Меня сшили на швейной фабрике имени Фрунзе. Теплый свет и молодая листва виднелись сквозь запылённые окна цеха, а в цеху гудели машины, пахло краской и крахмалом. Меня выкроили из алого шёлка, прошили по краям крепкой ниткой и бережно сложили в стопку других, таких же, как я — гладких, треугольных, ещё ни разу не повязанных. Я был настоящим пионерским галстуком. Гордым. Новым.
В ЦУМе, в отделе, где продавали тетради, ручки и значки, женские руки выбрали именно меня, аккуратно завернули в обёрточную бумагу.
19 мая 1941 года, на площади Дзержинского, под "Взвейтесь кострами" и барабанную дробь, меня впервые повязали на шею. Я чувствовал, как её сердце стучит рядом с моим левым углом. Горячо. Быстро. Она улыбалась — ей повязали галстук перед всем городом. Перед всем миром.
Потом мы пошли в сад. Вокруг смеялись, пели, ели мороженое. Я был частью этого света.
Так я попал в семью девочки — её звали Дина.
Прошло лето. А потом — осень. Сначала шептались. Уезжали. Потом кричали. Потом стреляли. Гремела техника на улицах. В город пришли немцы.
Меня спрятали — далеко, в сундук, под старые запрещённые книги и фотографию деда. Там было темно. Тихо. Долго.
Но однажды девочка — моя Дина — достала меня. Она уже не улыбалась, а руки её дрожали. Мы больше не выходили на улицу вместе. Меня прятали в кармане. Иногда — под рубашкой. Иногда — в чулке. Но всегда рядом.
Мы переехали — в холодный цех на тракторном заводе. Люди называли это «гетто». Я не знал, что это значит, но в этом слове не было ни солнца, ни мороженого, ни песен.
Там было только молчание, серый снег и чужая, грубая речь охранников. Ни наша, ни немецкая. Они говорили так, как на рынке кричали про "помыдорчики" и льстиво называли покупательницу Дину "гарненькою дивчинкою", но теперь делали это злобно.
Время шло. Людей становилось меньше. Их уводили. Мы ждали. Дина всё чаще держала меня в руке. Иногда гладила. Иногда — прижимала к лицу.
А потом — 19 мая, ровно год спустя. Нас с Диной, её мамой и бабушкой вывели из цеха. Мы шли шаркающей колонной — не по парадному Сталинскому проспекту, а по заводским закоулкам, мимо ржавых труб и разбитых окон. Впереди кончался город и цвела сирень. Я почувствовал её запах.
У широкой ямы Дина достала меня. Молча. Повязала, как тогда, на площади. Как повязывала каждое утро. Руки её не дрожали.
А потом — выстрелы. Пулемёту было всё равно, кто во что одет и одет ли.
Я не чувствовал боли. Мне не было страшно. Я просто лёг рядом с ней, впитав её последнее тепло.
Долго лежал в земле. Забыл время.
Меня нашли много лет спустя. Пожелтевший лоскуток, алый еле-еле, в местах, когда-то касавшихся шеи. Люди с лопатами уже не плакали, когда раскопали нас, как до этого откопали тысячи таких же тел. Отплакались.

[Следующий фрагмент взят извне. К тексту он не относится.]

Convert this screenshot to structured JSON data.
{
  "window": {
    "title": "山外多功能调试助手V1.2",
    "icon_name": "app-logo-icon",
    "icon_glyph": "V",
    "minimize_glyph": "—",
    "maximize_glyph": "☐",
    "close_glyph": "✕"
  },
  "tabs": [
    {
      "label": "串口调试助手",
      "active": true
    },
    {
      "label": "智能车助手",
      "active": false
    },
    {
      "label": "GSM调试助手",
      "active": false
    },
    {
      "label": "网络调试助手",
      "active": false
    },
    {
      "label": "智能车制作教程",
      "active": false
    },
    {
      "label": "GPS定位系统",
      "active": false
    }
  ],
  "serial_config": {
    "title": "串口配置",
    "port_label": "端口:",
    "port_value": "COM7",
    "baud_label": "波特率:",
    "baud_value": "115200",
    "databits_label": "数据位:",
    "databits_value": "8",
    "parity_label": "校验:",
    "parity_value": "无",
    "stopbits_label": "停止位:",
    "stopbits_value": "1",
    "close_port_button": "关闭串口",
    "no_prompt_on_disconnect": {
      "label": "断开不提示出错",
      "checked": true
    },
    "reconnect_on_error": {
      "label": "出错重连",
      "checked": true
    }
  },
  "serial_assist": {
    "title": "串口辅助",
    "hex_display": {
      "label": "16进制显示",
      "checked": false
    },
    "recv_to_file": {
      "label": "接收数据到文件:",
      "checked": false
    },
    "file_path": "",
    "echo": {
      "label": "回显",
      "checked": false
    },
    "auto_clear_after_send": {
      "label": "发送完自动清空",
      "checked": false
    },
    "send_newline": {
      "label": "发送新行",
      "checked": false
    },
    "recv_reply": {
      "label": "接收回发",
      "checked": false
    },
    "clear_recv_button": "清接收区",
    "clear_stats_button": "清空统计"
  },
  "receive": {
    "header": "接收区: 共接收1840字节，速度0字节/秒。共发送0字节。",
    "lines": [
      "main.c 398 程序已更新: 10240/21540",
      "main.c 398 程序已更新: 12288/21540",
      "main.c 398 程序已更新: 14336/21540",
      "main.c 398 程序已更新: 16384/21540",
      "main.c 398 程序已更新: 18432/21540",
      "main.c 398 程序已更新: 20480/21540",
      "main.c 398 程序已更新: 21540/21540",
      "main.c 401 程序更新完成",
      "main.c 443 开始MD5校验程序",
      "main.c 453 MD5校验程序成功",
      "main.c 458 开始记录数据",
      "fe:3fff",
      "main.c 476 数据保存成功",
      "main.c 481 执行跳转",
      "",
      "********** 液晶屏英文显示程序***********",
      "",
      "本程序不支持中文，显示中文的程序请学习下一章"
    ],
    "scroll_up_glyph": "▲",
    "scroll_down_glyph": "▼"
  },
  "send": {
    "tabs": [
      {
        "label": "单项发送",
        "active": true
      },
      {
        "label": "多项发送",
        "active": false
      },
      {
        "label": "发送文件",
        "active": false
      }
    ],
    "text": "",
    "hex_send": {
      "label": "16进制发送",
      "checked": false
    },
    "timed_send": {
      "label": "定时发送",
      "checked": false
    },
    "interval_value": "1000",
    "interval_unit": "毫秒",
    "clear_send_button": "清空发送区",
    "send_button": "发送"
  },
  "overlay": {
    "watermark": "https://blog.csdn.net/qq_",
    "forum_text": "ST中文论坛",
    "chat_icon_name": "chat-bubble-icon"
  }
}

А я оказался единственным. Вот ни на ком такого не было, а на косточках Дины - был я. Кто-то сказал: «Пионерский галстук». И замолчал. Потекли слёзы.
Теперь я под стеклом в музее, бурая треугольная тряпочка с истлевшими краями. На мне лежит довоенная фотография Дины, там я новенький, мы на фоне цветущего каштана.
19 мая 1973
P.S.
Я снова в сундуке, в музейном хранилище. Фотография Дины рядом со мной, мы всегда вместе, теперь в матовом пакетике. В музее работают люди, говорящие, как те охранники.